Section 10: Governance and oversight
Who is responsible for cybersecurity at the firm? Under NYDFS 500.4, covered entities must designate a CISO (which can be outsourced). For SEC-registered firms, the CCO typically oversees cybersecurity policy compliance. Document:
- The designated responsible person(s)
- Reporting structure to senior management or the board
- Frequency of cybersecurity reporting to governance
- Policy review and update schedule (at least annually)
Common mistakes to avoid
- Copying a generic template without customizing it. Examiners can tell when a policy was pulled off the internet and the firm name was swapped in. Your WISP needs to describe your firm, your technology, and how you actually operate.
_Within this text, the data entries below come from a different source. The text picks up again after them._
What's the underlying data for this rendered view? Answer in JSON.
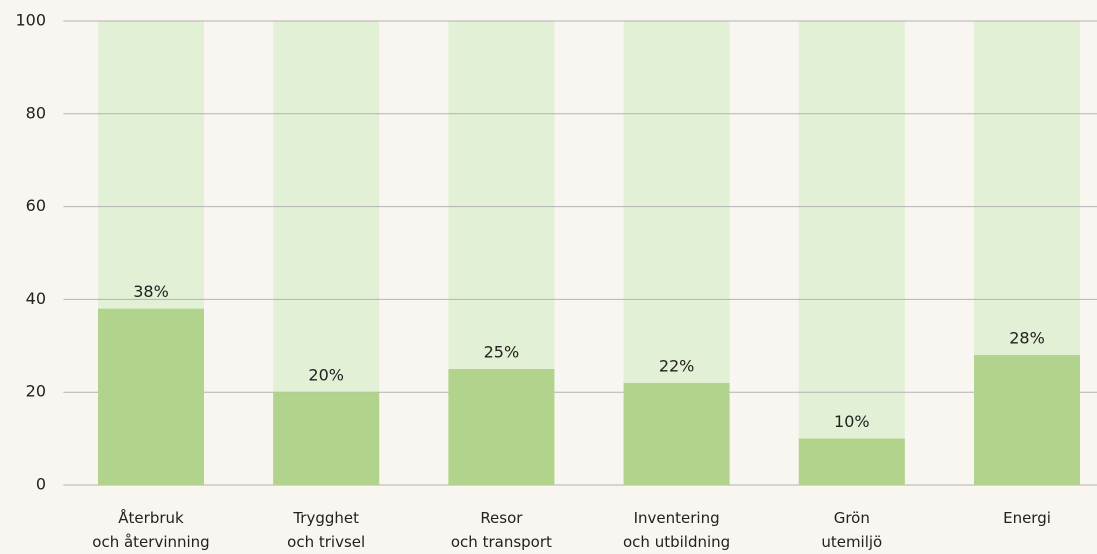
{
  "chart_data": {
    "type": "bar",
    "categories": [
      "Återbruk\noch återvinning",
      "Trygghet\noch trivsel",
      "Resor\noch transport",
      "Inventering\noch utbildning",
      "Grön\nutemiljö",
      "Energi"
    ],
    "values": [
      38,
      20,
      25,
      22,
      10,
      28
    ],
    "value_labels": [
      "38%",
      "20%",
      "25%",
      "22%",
      "10%",
      "28%"
    ],
    "color": "#b1d38b",
    "track_color": "#e2f0d5",
    "ylim": [
      0,
      100
    ],
    "yticks": [
      0,
      20,
      40,
      60,
      80,
      100
    ],
    "grid": true
  }
}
- Writing aspirational policies. Do not describe what you wish you did. Describe what you actually do, and improve from there. A policy you cannot back up with evidence is worse than having no policy.
- Forgetting version control. Every version of your WISP should be dated and signed by the responsible officer. Keep prior versions on file.
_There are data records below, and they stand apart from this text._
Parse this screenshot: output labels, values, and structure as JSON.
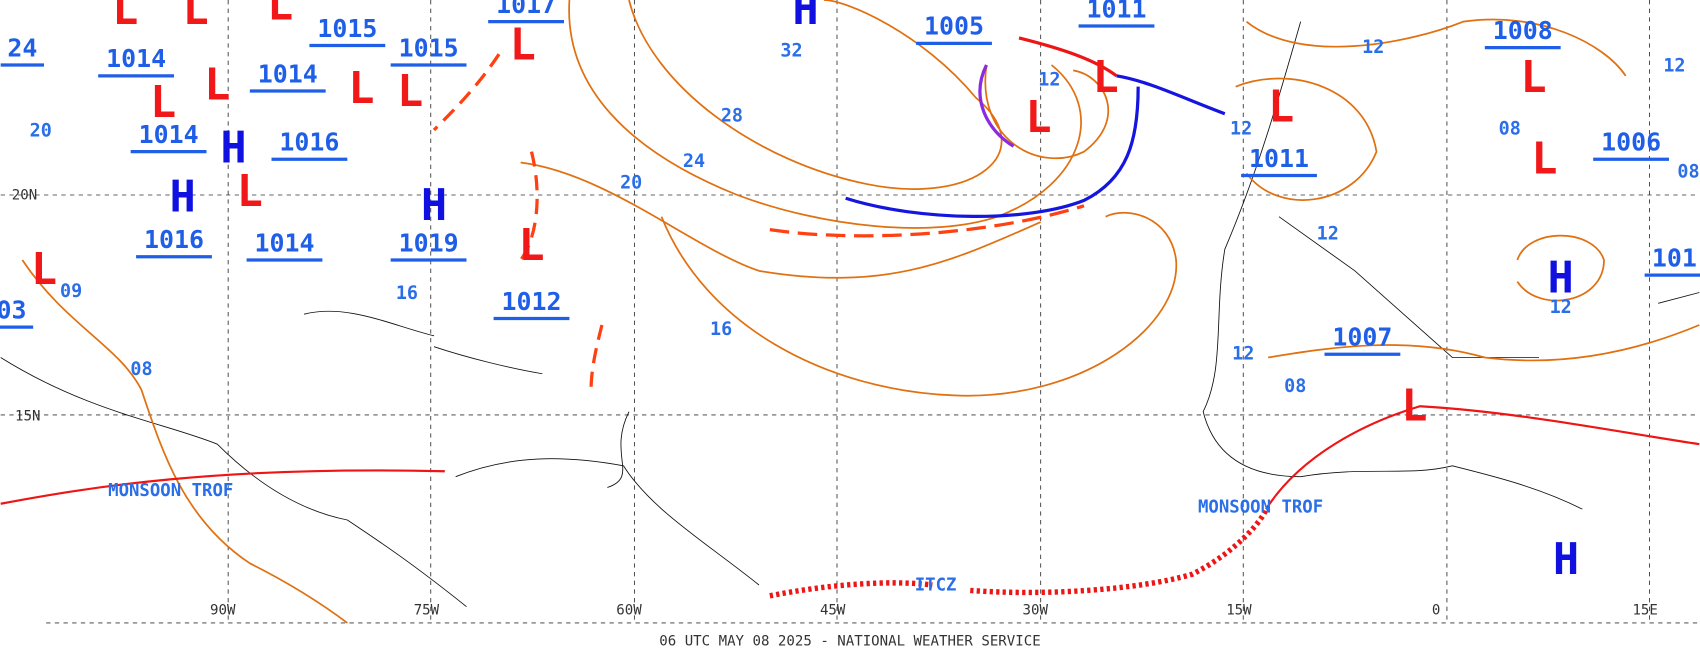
{
  "map": {
    "footer": "06 UTC MAY 08 2025 - NATIONAL WEATHER SERVICE",
    "pressure_labels": [
      "1017",
      "1005",
      "1011",
      "1008",
      "1014",
      "1015",
      "1015",
      "1014",
      "1014",
      "1016",
      "1016",
      "1014",
      "1019",
      "1012",
      "1011",
      "1006",
      "1007",
      "24",
      "03",
      "101"
    ],
    "highs": [
      "H",
      "H",
      "H",
      "H",
      "H",
      "H"
    ],
    "lows": [
      "L",
      "L",
      "L",
      "L",
      "L",
      "L",
      "L",
      "L",
      "L",
      "L",
      "L",
      "L",
      "L",
      "L",
      "L",
      "L",
      "L"
    ],
    "isobar_labels": [
      "32",
      "28",
      "24",
      "20",
      "16",
      "12",
      "12",
      "12",
      "12",
      "12",
      "12",
      "08",
      "08",
      "08",
      "20",
      "16",
      "09",
      "12",
      "08"
    ],
    "latitude_labels": [
      "20N",
      "15N"
    ],
    "longitude_labels": [
      "90W",
      "75W",
      "60W",
      "45W",
      "30W",
      "15W",
      "0",
      "15E"
    ],
    "features": [
      "MONSOON TROF",
      "MONSOON TROF",
      "ITCZ"
    ]
  }
}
- Ignoring the annual review. Both SEC and NYDFS expect policies to be reviewed and updated at least annually. An unchanged policy from three years ago signals neglect.
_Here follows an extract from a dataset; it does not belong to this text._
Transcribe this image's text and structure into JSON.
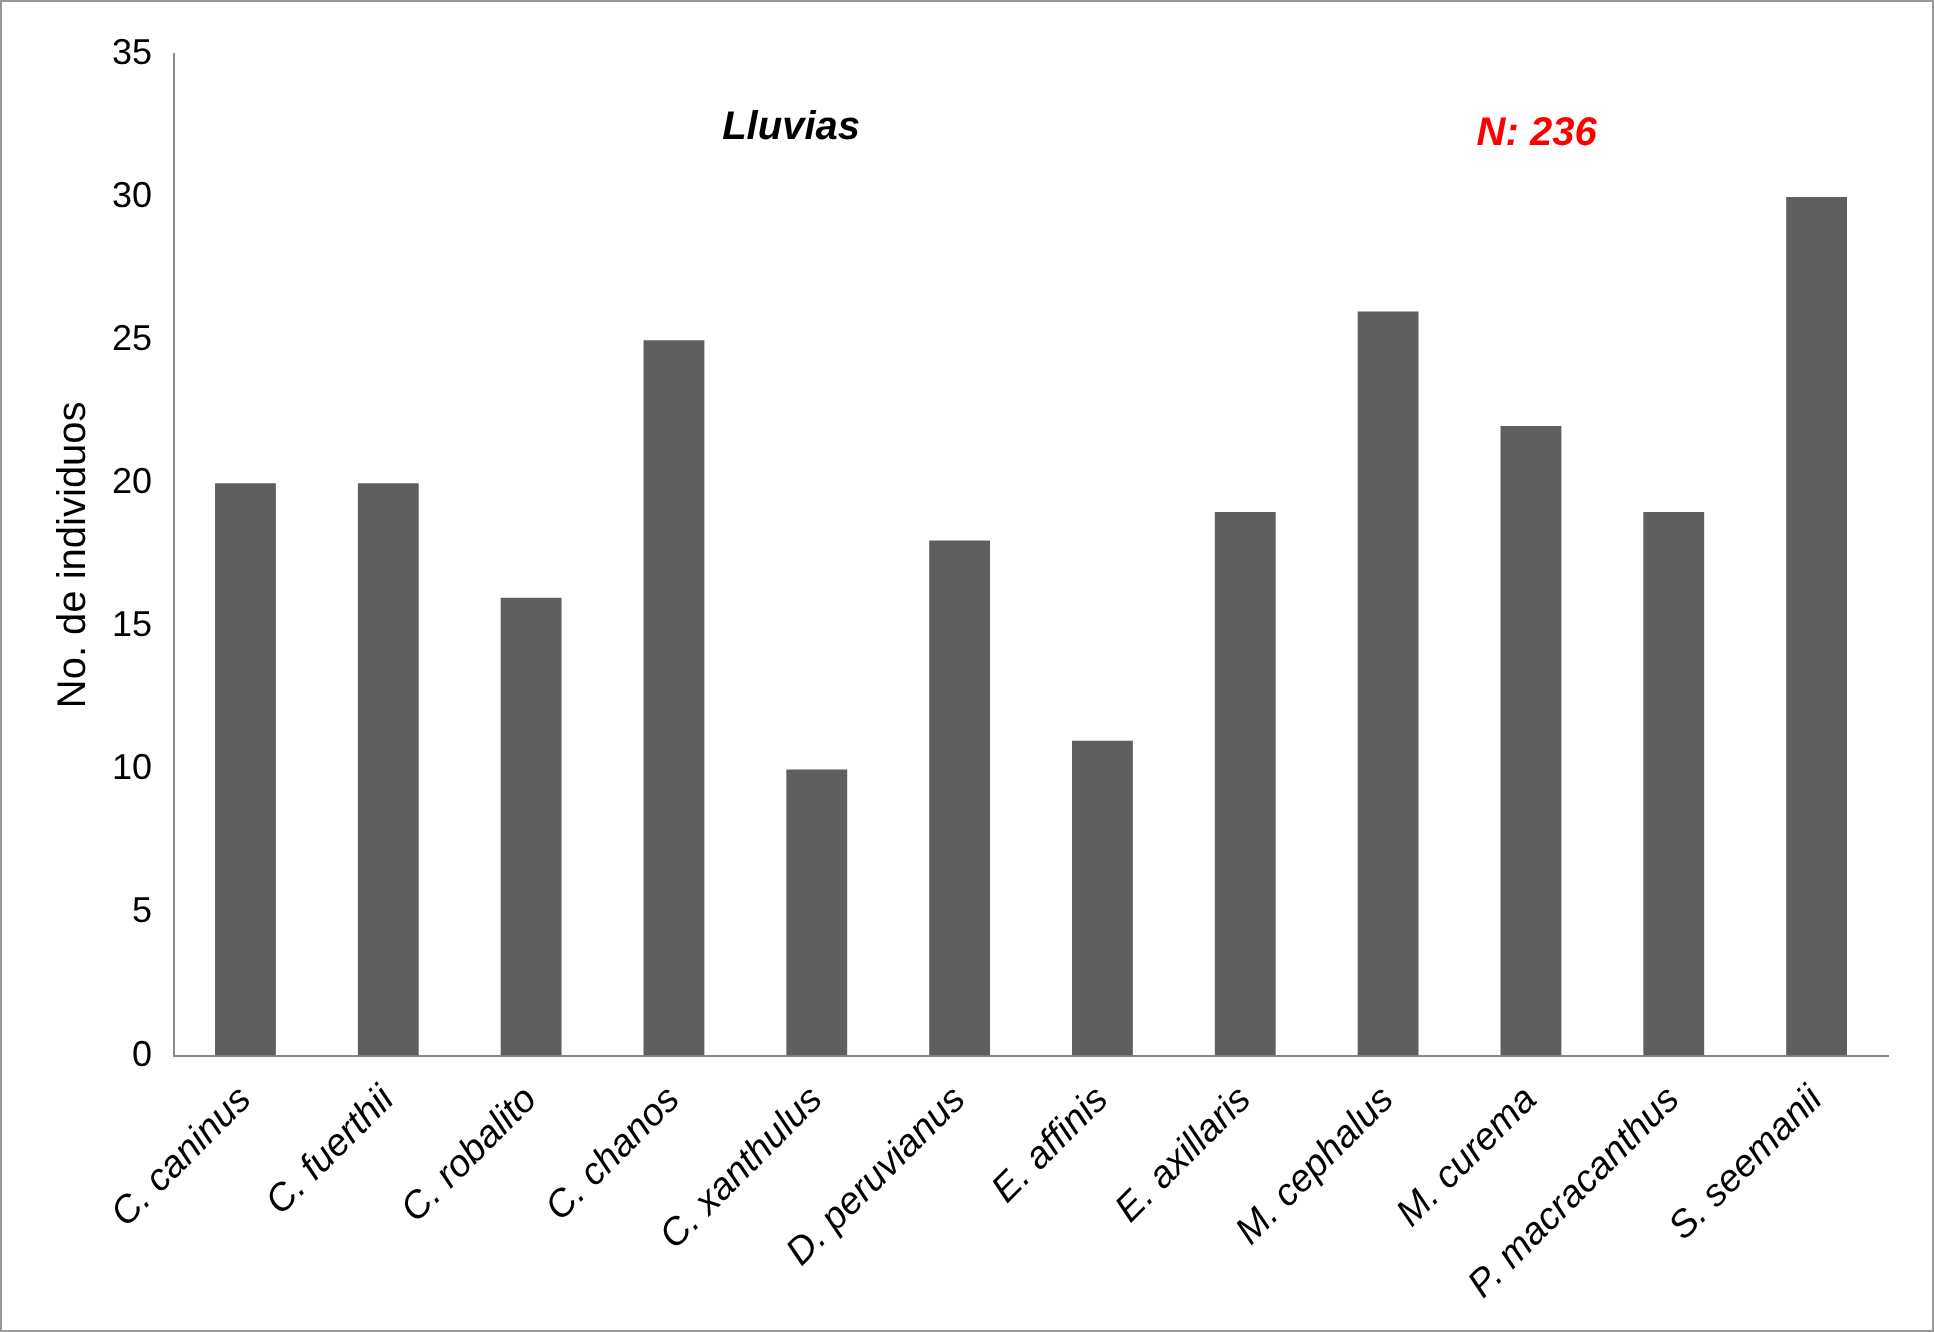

- Too long, too legal. A 90-page policy written in legal jargon that nobody at the firm reads is useless. Write clearly. If your employees cannot understand the policy, they will not follow it.
- No evidence of implementation. The policy itself is not enough. You need evidence that each section is being followed: training logs, access review records, risk assessment reports, incident response test results.
Template structure
Here is a practical structure for organizing your WISP document:
- Cover page with firm name, version number, effective date, approver signature
- Table of contents
- Purpose, scope, and regulatory references
- Data classification and inventory
- Access controls and authentication
- Encryption and data protection
- Incident response plan (can be a standalone appendix)
- Vendor and third-party management
- Employee training program
- Business continuity and disaster recovery
- Risk assessment methodology
- Governance, roles, and oversight
- Policy review and update procedures
- Appendices: vendor inventory, system inventory, contact list, regulatory reference table
A complete WISP for a small to mid-size RIA typically runs 20 to 40 pages. Anything under 10 pages is probably missing something. Anything over 80 pages probably includes filler that nobody reads.
SEC expectations vs NYDFS requirements
If you are dual registered or subject to both regulators, your WISP needs to satisfy both. The differences worth knowing:
- NYDFS is more prescriptive. It specifies exactly what must be in the policy (CISO designation, pen testing, MFA, encryption standards). The SEC uses a "reasonably designed" standard that gives more flexibility but also more ambiguity.
- NYDFS requires annual certification (23 NYCRR 500.17). The SEC does not have a comparable annual filing requirement.
- NYDFS 500.5 requires annual penetration testing. The SEC does not mandate it but examiners view it favorably and will ask about vulnerability assessments.
The practical move: write your WISP to the NYDFS standard. If you meet NYDFS requirements, you satisfy the SEC as well.